I had Good Friday off from work and after spending the morning on a family outing, I scooted over to the barn in the afternoon for a much needed (in more than one way) trail ride. Quest and I went to Hawk Watch for the first time in a long time. I recently bought 3 more Easyboot Gloves at an great price used and I booted the mareface all around. We got some sustained speed on the trails over rockier sections and short bursts of trot over pavement. The weather was perfect and we accomplished exactly what we set out to do. We were still a little slower than race pace but it was no matter- the purpose of the trail ride was to test out the hoof boots at speed over terrain and set a fitness baseline.
Both goals were done and done. The Gloves worked super well w/t/c with only one mishap. Despite being ridiculously anal about checking them throughout the ride, I noticed we lost one boot probably 2 minutes after the fact. We had to double back quite a ways before I found it sitting all by its lonesome on the side of the road. I was able to hop off, put it back on with ease, and continued on our way. In hindsight, the boot mishap was totally preventable. I somehow had figured that the "spare tire" aka the boot in the worst shape of the 3 I had bought would work fine instead of using the better/newer one. Quest is the same size all around so I just grabbed any boot and went with it. Well, lesson learned!
As for fitness, I was quite pleased with how much energy Quest had throughout the ride- especially at the end. The trail is and out and back so we have to tackle some pretty gnarly hills going both ways. On the way home, mareface decided to take them at a gallop and I let her open up until we reached the top. It made me grin to see how pleased she was with herself. It was a very warm day so after stripping off tack, I checked sweat patterns (no dry spots and spine was clear!) and let Quest drink her fill of water. I cold hosed her legs well before putting her back in pasture and calling it day.
The next day was trailer practice! Since I still don't have a truck and probably won't for awhile, I did some research and found suitable pick up rentals through Uhaul. The truck had the proper electric connections and tow capacity so all I had to do was provide my own ball and hitch receiver to get on the road. I've driven trucks before (ex boyfriend had F150) and Suburbans at work so driving a larger vehicle wasn't too difficult. However I never have had to backup, hook up a trailer, or haul before so I intentionally set an entire day aside to take my time figuring everything out at my own speed.
I'm going to brag a little here but I am ridiculously proud that it only took me one attempt to line up the truck with the trailer and then I had A standing outside as a spotter to line up the final inches.

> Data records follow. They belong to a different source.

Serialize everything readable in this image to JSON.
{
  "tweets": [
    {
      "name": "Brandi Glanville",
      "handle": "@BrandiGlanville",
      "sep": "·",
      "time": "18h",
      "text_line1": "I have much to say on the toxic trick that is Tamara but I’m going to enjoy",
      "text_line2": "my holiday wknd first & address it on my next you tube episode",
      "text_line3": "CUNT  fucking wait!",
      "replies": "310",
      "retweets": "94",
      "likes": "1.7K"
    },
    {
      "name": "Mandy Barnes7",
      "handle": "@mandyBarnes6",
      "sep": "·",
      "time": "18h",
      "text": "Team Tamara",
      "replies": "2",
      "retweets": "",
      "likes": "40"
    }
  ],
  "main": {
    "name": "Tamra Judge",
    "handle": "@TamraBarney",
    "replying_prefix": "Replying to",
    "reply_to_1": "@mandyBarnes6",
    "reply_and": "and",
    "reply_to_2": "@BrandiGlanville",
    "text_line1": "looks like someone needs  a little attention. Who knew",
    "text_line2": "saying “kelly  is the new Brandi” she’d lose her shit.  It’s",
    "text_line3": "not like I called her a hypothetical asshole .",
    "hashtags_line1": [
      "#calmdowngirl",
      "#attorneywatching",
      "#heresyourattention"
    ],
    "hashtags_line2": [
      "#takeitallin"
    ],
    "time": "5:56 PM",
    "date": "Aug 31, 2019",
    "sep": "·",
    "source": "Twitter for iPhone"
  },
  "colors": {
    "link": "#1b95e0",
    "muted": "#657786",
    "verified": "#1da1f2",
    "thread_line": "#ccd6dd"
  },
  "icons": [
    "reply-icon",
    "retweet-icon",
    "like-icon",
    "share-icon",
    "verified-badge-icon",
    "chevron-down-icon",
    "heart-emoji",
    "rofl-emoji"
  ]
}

|Not too shabby for a newbie!|
It could have been beginner's luck or whatever, but I'll take it haha I got the trailer fully hooked up and A helped me check that the lights/electric were working. We left the wheel chocks in place because the second task of the day was to grab our horses for some trailer loading practice. I have no idea if Quest has ever been on a stock trailer before so I opted to treat it as a new-to-her experience. She put both front feet inside at first before balking and asking to step out. Okay, not too bad of a starting point to work from. It took a few attempts and mental breaks but eventually she followed me right in. Treat incentives were useful.
The horses were both rewarded with a nice grooming session and grazing afterwards. After putting them back into pasture to enjoy the rest of their weekend, it was time to practice hauling. No time better than the present to create good habits so I checked everything again before pulling out and going down the road a little ways. Before leaving the barn, I stopped to do another walkaround check and then hit the streets for real!
It was very interesting to see how hauling a trailer made the truck feel different on inclines but it was more or less the same on normal flat surfaces. I'm sure it'll be whole other experience with horses for sure but for now, I practiced keeping my wheel base within the lines on my side of the road, making gentle stops and wide turns. My destination was an elementary school parking lot that I had already scoped out earlier in the month. It was usually always empty on weekends and I figured it would be perfect for my practice needs.
I first practiced the simple things like backing up straight and testing my turn radius before tackling the real stuff : backing up on a turn. I used two milk crates to visually mark out an imaginary parking spot and went at it. Both A and I agree that this was definitely the hardest part of hauling a trailer but it is totally doable. While I was very slow, I eventually found the balance between how much to turn the wheel and let up the brakes. If I have any tips to offer fellow newbies, my biggest takeaways were:
- Don't over compensate with the wheel; Small corrections are more than enough.
- The hand at the bottom of the wheel tip is very good to keep in mind.
- Mirrors are your best friend. Use them. A lot.
I hope I don't have to do this part in public any time soon just yet because I'm horrendously slow at it and will require multiple attempts haha but if needed, it's good to know I CAN do it. And to be honest I HAD to learn to do this because its the only way I get my trailer back into it's parking spot at the barn.
I'm glad to say the practice was not in vain. It did take a few attempts but hey, I got it done and nothing got destroyed lol I'll count that was a win for my first ever truck and trailer adventure.